Dr. Mark E. Chariker, M.D., FACS

Cleft Lip and PalateThis category of deformities involves the upper lip and palate (roof of the mouth). These deformities may involve all or part of the lip and/or palate. The cleft itself results from the failure of all or part of the skin, muscle and bone to develop and fuse properly. The defect may be on one side or both, which classifies the defect as unilateral or bilateral. The defect may be isolated to the lip, palate, or involve both structures. The incidence is about 5,000 cases per year in the United States. The management of this category of congenital deformities requires a team of physicians and therapists to manage all of the associated problems and assist in mainstreaming these children to live a normal childhood. Dr. Chariker is co-director of a local team in Louisville called the Commission for Children With Special Health Care Needs. The commission evaluates and treats children from all around the state of Kentucky. Dr. Chariker's practice sees patients from southern Indiana as well.

Cleft Lip & Palate
Cleft Lip & Palate
Procedure Information


The functional issues with a cleft lip includes problems with feeding, speech, drooling, and oral hygiene. The psychosocial repercussions are enormous, and the result is a child who is a social recluse. Hence, this repair is extremely important for the success of the child. The manifestations of the palate are also devastating. The functional problems associated with a cleft palate include chronic otitis media, feeding difficulties, chronic sinusitis, speech disorders, and halitosis (chronic bad breath). Children who cannot communicate have difficulty in the job force and have difficulty integrating into their world socially.

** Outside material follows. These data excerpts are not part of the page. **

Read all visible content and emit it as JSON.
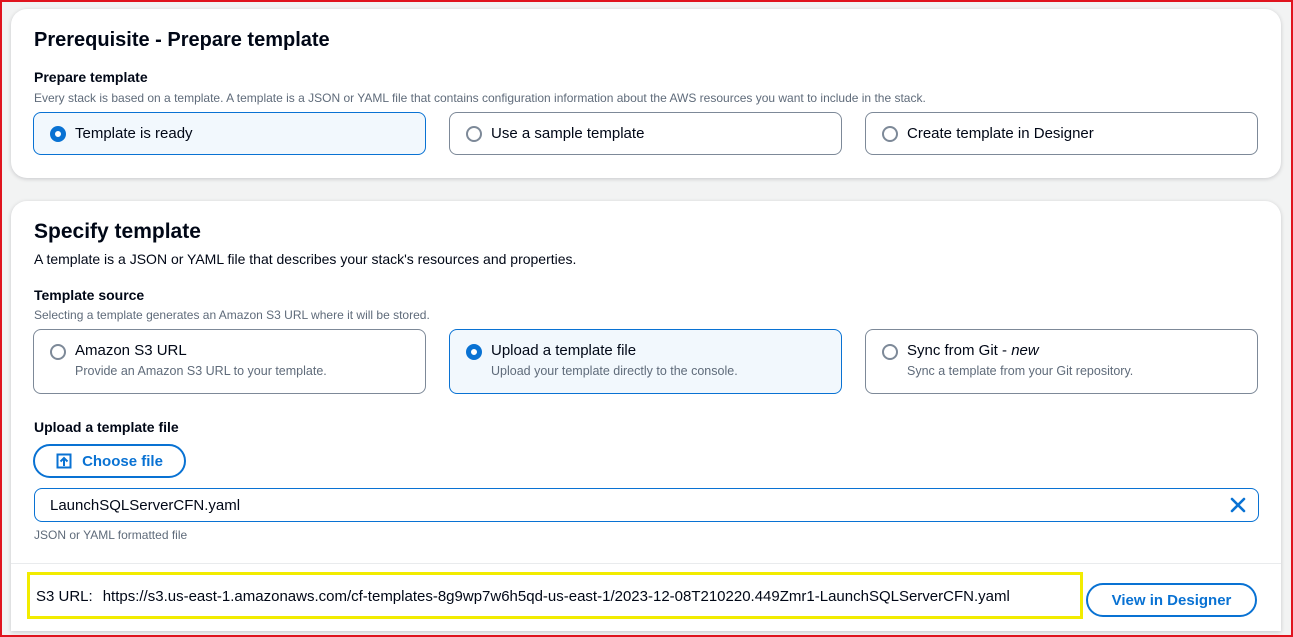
{
  "prereq": {
    "title": "Prerequisite - Prepare template",
    "label": "Prepare template",
    "description": "Every stack is based on a template. A template is a JSON or YAML file that contains configuration information about the AWS resources you want to include in the stack.",
    "options": [
      {
        "label": "Template is ready",
        "selected": true
      },
      {
        "label": "Use a sample template",
        "selected": false
      },
      {
        "label": "Create template in Designer",
        "selected": false
      }
    ]
  },
  "specify": {
    "title": "Specify template",
    "description": "A template is a JSON or YAML file that describes your stack's resources and properties.",
    "source_label": "Template source",
    "source_description": "Selecting a template generates an Amazon S3 URL where it will be stored.",
    "sources": [
      {
        "label": "Amazon S3 URL",
        "description": "Provide an Amazon S3 URL to your template.",
        "selected": false
      },
      {
        "label": "Upload a template file",
        "description": "Upload your template directly to the console.",
        "selected": true
      },
      {
        "label": "Sync from Git - ",
        "tag": "new",
        "description": "Sync a template from your Git repository.",
        "selected": false
      }
    ],
    "upload_label": "Upload a template file",
    "choose_file_label": "Choose file",
    "file_name": "LaunchSQLServerCFN.yaml",
    "file_hint": "JSON or YAML formatted file"
  },
  "s3": {
    "label": "S3 URL:",
    "url": "https://s3.us-east-1.amazonaws.com/cf-templates-8g9wp7w6h5qd-us-east-1/2023-12-08T210220.449Zmr1-LaunchSQLServerCFN.yaml",
    "view_button": "View in Designer"
  },
  "colors": {
    "accent": "#0972d3",
    "highlight_box": "#f2ec00",
    "outer_border": "#e0141e"
  }
}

The deformity occurs during fetal development at six to seven weeks gestation. An isolated gene deformity has not been identified in the majority of cases except Van der Woude Syndrome. The reasons most commonly attributed to this abnormality are prenatal vitamin deficiency and environmental factors that lead to gene mutations.

Treatment of Cleft Lip

The sequence of repair starts with the lip. This is started at one to three months of age. Repairing the lip muscle initiates the recontouring of the underlying bone, gum, and palate. This first procedure helps align the underlying structures, closes the gaps of the cleft, and sets the stage for the palate repair. This early sequence of repair often avoids the need for preoperative treatment with tape, straps, or orthodontic gum splints.

Treatment of Cleft Palate

The palate not only prevents flow of oral secretions and food into the nose, but also provides a critical portion of the valve structure that controls air flow into the nose. The muscles that provide this function are in the soft palate. If they fail to function properly, the result is too much nasal airflow. This is called hypernasality or velopharyngeal insufficiency (VPI).

The structures required to repair the palate are usually located on the edges of the cleft. The timing of the repair is between six to twelve months of age. If bone is missing in the cleft, it is not replaced except in the gum area. The muscles are reconstructed in the soft palate. If the muscle is underdeveloped, a secondary procedure may be required if the child demonstrates enough hypernasality to distort the speech.